Measurements were taken directly at load point (where the resistor/bulbs connection junction from).
To make sure the fans do not factor in, I'll modify the PSU tester so that it takes the fan supply from an external PSU.
If the spikes then still are there, they must come from the PSU I am trying to fix.

I did just that and the spikes seem now gone. So they might indeed have originated from the PSU tester fan and not from the PSU in question...

rasz_pl wrote:

old style car incandescent bulbs are great as makeshift load

I thought so too, but it turned out a bit differently:
when I turn on the both parallel 12V 50W bulbs that I intended to use for high load measuring, they are like a short when still cold. This appears to make the overcurrent protection trip and turn off the PSU, at least those which have that feature.
On PSU that do not have overcurrent protection, there is a big sag (5V to near 4V) until voltages have reached their correct values again.
So the bulbs seem to work fine indicating the presence of OCP, too.

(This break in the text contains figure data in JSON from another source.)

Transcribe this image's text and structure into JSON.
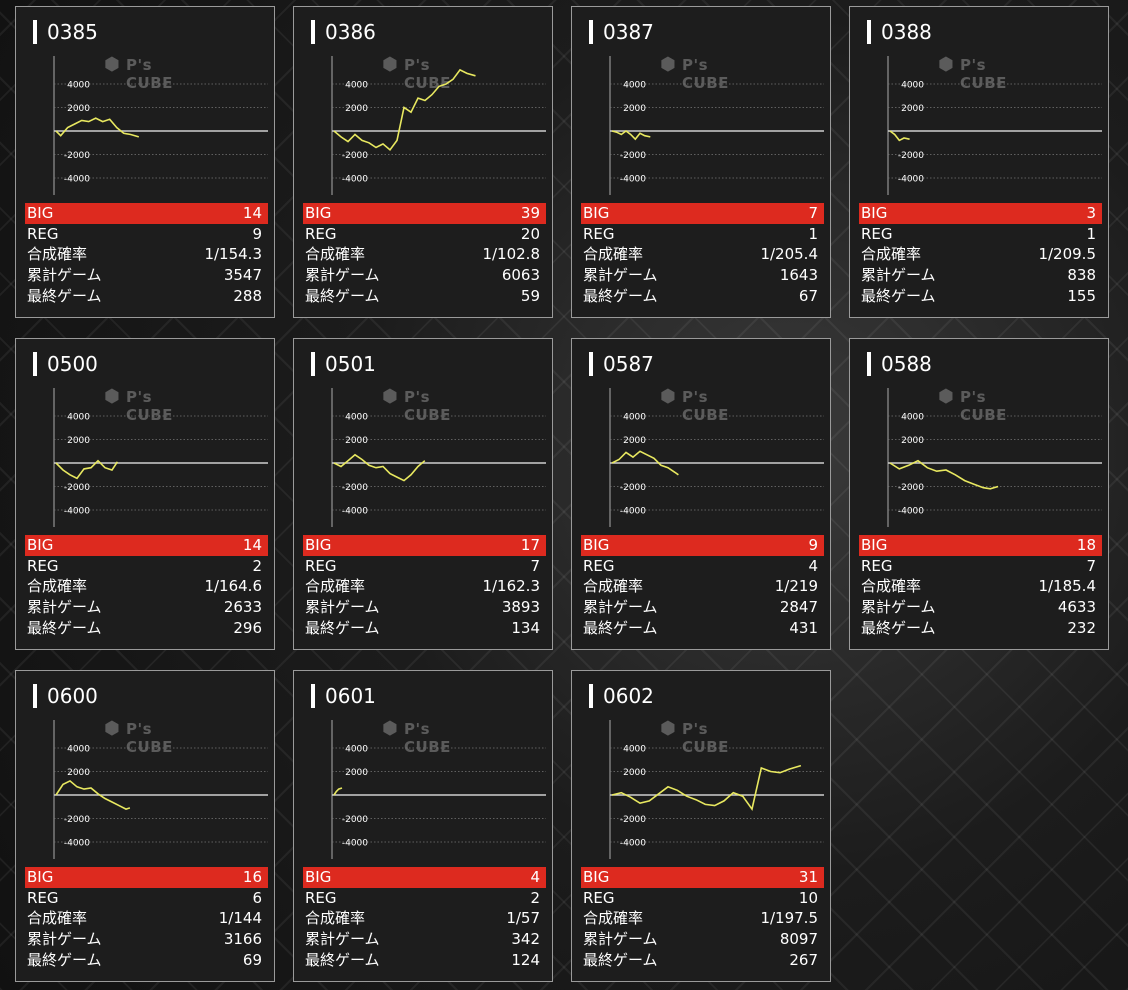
{
  "labels": {
    "big": "BIG",
    "reg": "REG",
    "rate": "合成確率",
    "total": "累計ゲーム",
    "last": "最終ゲーム"
  },
  "watermark": {
    "text": "P's CUBE",
    "icon": "hexagon-logo-icon"
  },
  "machines": [
    {
      "id": "0385",
      "big": "14",
      "reg": "9",
      "rate": "1/154.3",
      "total": "3547",
      "last": "288"
    },
    {
      "id": "0386",
      "big": "39",
      "reg": "20",
      "rate": "1/102.8",
      "total": "6063",
      "last": "59"
    },
    {
      "id": "0387",
      "big": "7",
      "reg": "1",
      "rate": "1/205.4",
      "total": "1643",
      "last": "67"
    },
    {
      "id": "0388",
      "big": "3",
      "reg": "1",
      "rate": "1/209.5",
      "total": "838",
      "last": "155"
    },
    {
      "id": "0500",
      "big": "14",
      "reg": "2",
      "rate": "1/164.6",
      "total": "2633",
      "last": "296"
    },
    {
      "id": "0501",
      "big": "17",
      "reg": "7",
      "rate": "1/162.3",
      "total": "3893",
      "last": "134"
    },
    {
      "id": "0587",
      "big": "9",
      "reg": "4",
      "rate": "1/219",
      "total": "2847",
      "last": "431"
    },
    {
      "id": "0588",
      "big": "18",
      "reg": "7",
      "rate": "1/185.4",
      "total": "4633",
      "last": "232"
    },
    {
      "id": "0600",
      "big": "16",
      "reg": "6",
      "rate": "1/144",
      "total": "3166",
      "last": "69"
    },
    {
      "id": "0601",
      "big": "4",
      "reg": "2",
      "rate": "1/57",
      "total": "342",
      "last": "124"
    },
    {
      "id": "0602",
      "big": "31",
      "reg": "10",
      "rate": "1/197.5",
      "total": "8097",
      "last": "267"
    }
  ],
  "chart_data": [
    {
      "type": "line",
      "machine": "0385",
      "ylim": [
        -6000,
        6000
      ],
      "yticks": [
        4000,
        2000,
        -2000,
        -4000
      ],
      "grid": true,
      "line_color": "#e8e860",
      "x": [
        0,
        200,
        500,
        800,
        1100,
        1400,
        1700,
        2000,
        2300,
        2600,
        2900,
        3200,
        3547
      ],
      "y": [
        0,
        -400,
        300,
        600,
        900,
        800,
        1100,
        800,
        1000,
        300,
        -200,
        -300,
        -500
      ]
    },
    {
      "type": "line",
      "machine": "0386",
      "ylim": [
        -6000,
        6000
      ],
      "yticks": [
        4000,
        2000,
        -2000,
        -4000
      ],
      "grid": true,
      "line_color": "#e8e860",
      "x": [
        0,
        300,
        600,
        900,
        1200,
        1500,
        1800,
        2100,
        2400,
        2700,
        3000,
        3300,
        3600,
        3900,
        4200,
        4500,
        4800,
        5100,
        5400,
        5700,
        6063
      ],
      "y": [
        0,
        -500,
        -900,
        -300,
        -800,
        -1000,
        -1400,
        -1100,
        -1600,
        -800,
        2000,
        1600,
        2800,
        2600,
        3100,
        3800,
        4000,
        4400,
        5200,
        4900,
        4700
      ]
    },
    {
      "type": "line",
      "machine": "0387",
      "ylim": [
        -6000,
        6000
      ],
      "yticks": [
        4000,
        2000,
        -2000,
        -4000
      ],
      "grid": true,
      "line_color": "#e8e860",
      "x": [
        0,
        200,
        400,
        600,
        800,
        1000,
        1200,
        1400,
        1643
      ],
      "y": [
        0,
        -100,
        -300,
        0,
        -300,
        -700,
        -200,
        -400,
        -500
      ]
    },
    {
      "type": "line",
      "machine": "0388",
      "ylim": [
        -6000,
        6000
      ],
      "yticks": [
        4000,
        2000,
        -2000,
        -4000
      ],
      "grid": true,
      "line_color": "#e8e860",
      "x": [
        0,
        200,
        400,
        600,
        838
      ],
      "y": [
        0,
        -300,
        -800,
        -600,
        -700
      ]
    },
    {
      "type": "line",
      "machine": "0500",
      "ylim": [
        -6000,
        6000
      ],
      "yticks": [
        4000,
        2000,
        -2000,
        -4000
      ],
      "grid": true,
      "line_color": "#e8e860",
      "x": [
        0,
        300,
        600,
        900,
        1200,
        1500,
        1800,
        2100,
        2400,
        2633
      ],
      "y": [
        0,
        -600,
        -1000,
        -1300,
        -500,
        -400,
        200,
        -400,
        -600,
        100
      ]
    },
    {
      "type": "line",
      "machine": "0501",
      "ylim": [
        -6000,
        6000
      ],
      "yticks": [
        4000,
        2000,
        -2000,
        -4000
      ],
      "grid": true,
      "line_color": "#e8e860",
      "x": [
        0,
        300,
        600,
        900,
        1200,
        1500,
        1800,
        2100,
        2400,
        2700,
        3000,
        3300,
        3600,
        3893
      ],
      "y": [
        0,
        -300,
        200,
        700,
        300,
        -200,
        -400,
        -300,
        -900,
        -1200,
        -1500,
        -1000,
        -300,
        200
      ]
    },
    {
      "type": "line",
      "machine": "0587",
      "ylim": [
        -6000,
        6000
      ],
      "yticks": [
        4000,
        2000,
        -2000,
        -4000
      ],
      "grid": true,
      "line_color": "#e8e860",
      "x": [
        0,
        300,
        600,
        900,
        1200,
        1500,
        1800,
        2100,
        2400,
        2700,
        2847
      ],
      "y": [
        0,
        300,
        900,
        500,
        1000,
        700,
        400,
        -200,
        -400,
        -800,
        -1000
      ]
    },
    {
      "type": "line",
      "machine": "0588",
      "ylim": [
        -6000,
        6000
      ],
      "yticks": [
        4000,
        2000,
        -2000,
        -4000
      ],
      "grid": true,
      "line_color": "#e8e860",
      "x": [
        0,
        400,
        800,
        1200,
        1600,
        2000,
        2400,
        2800,
        3200,
        3600,
        4000,
        4300,
        4633
      ],
      "y": [
        0,
        -500,
        -200,
        200,
        -400,
        -700,
        -600,
        -1000,
        -1500,
        -1800,
        -2100,
        -2200,
        -2000
      ]
    },
    {
      "type": "line",
      "machine": "0600",
      "ylim": [
        -6000,
        6000
      ],
      "yticks": [
        4000,
        2000,
        -2000,
        -4000
      ],
      "grid": true,
      "line_color": "#e8e860",
      "x": [
        0,
        300,
        600,
        900,
        1200,
        1500,
        1800,
        2100,
        2400,
        2700,
        3000,
        3166
      ],
      "y": [
        0,
        900,
        1200,
        700,
        500,
        600,
        100,
        -300,
        -600,
        -900,
        -1200,
        -1100
      ]
    },
    {
      "type": "line",
      "machine": "0601",
      "ylim": [
        -6000,
        6000
      ],
      "yticks": [
        4000,
        2000,
        -2000,
        -4000
      ],
      "grid": true,
      "line_color": "#e8e860",
      "x": [
        0,
        100,
        200,
        342
      ],
      "y": [
        0,
        300,
        500,
        600
      ]
    },
    {
      "type": "line",
      "machine": "0602",
      "ylim": [
        -6000,
        6000
      ],
      "yticks": [
        4000,
        2000,
        -2000,
        -4000
      ],
      "grid": true,
      "line_color": "#e8e860",
      "x": [
        0,
        400,
        800,
        1200,
        1600,
        2000,
        2400,
        2800,
        3200,
        3600,
        4000,
        4400,
        4800,
        5200,
        5600,
        6000,
        6400,
        6800,
        7200,
        7600,
        8097
      ],
      "y": [
        0,
        200,
        -200,
        -700,
        -500,
        100,
        700,
        400,
        -100,
        -400,
        -800,
        -900,
        -500,
        200,
        -100,
        -1200,
        2300,
        2000,
        1900,
        2200,
        2500
      ]
    }
  ]
}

I wonder, if I have a board with a short tantalum, a PSU without OCP will make better kaboom, inclusive burning up the boards traces.
So I guess the "OCP indicator" might be helpful detecting these PSU without OCP.

Edit:

canthearu wrote:

Polymodding PSUs generally doesn't go nearly as well as motherboards.
[...] There is a decent amount of tolerance in the PSU design.

Aww... now I know I did a bad thing.
But luckily it turned out the polymodding in this case apparently didn't do detrimental. Output is still in spec (<40mVpp on 5V, <60mVpp on 12V).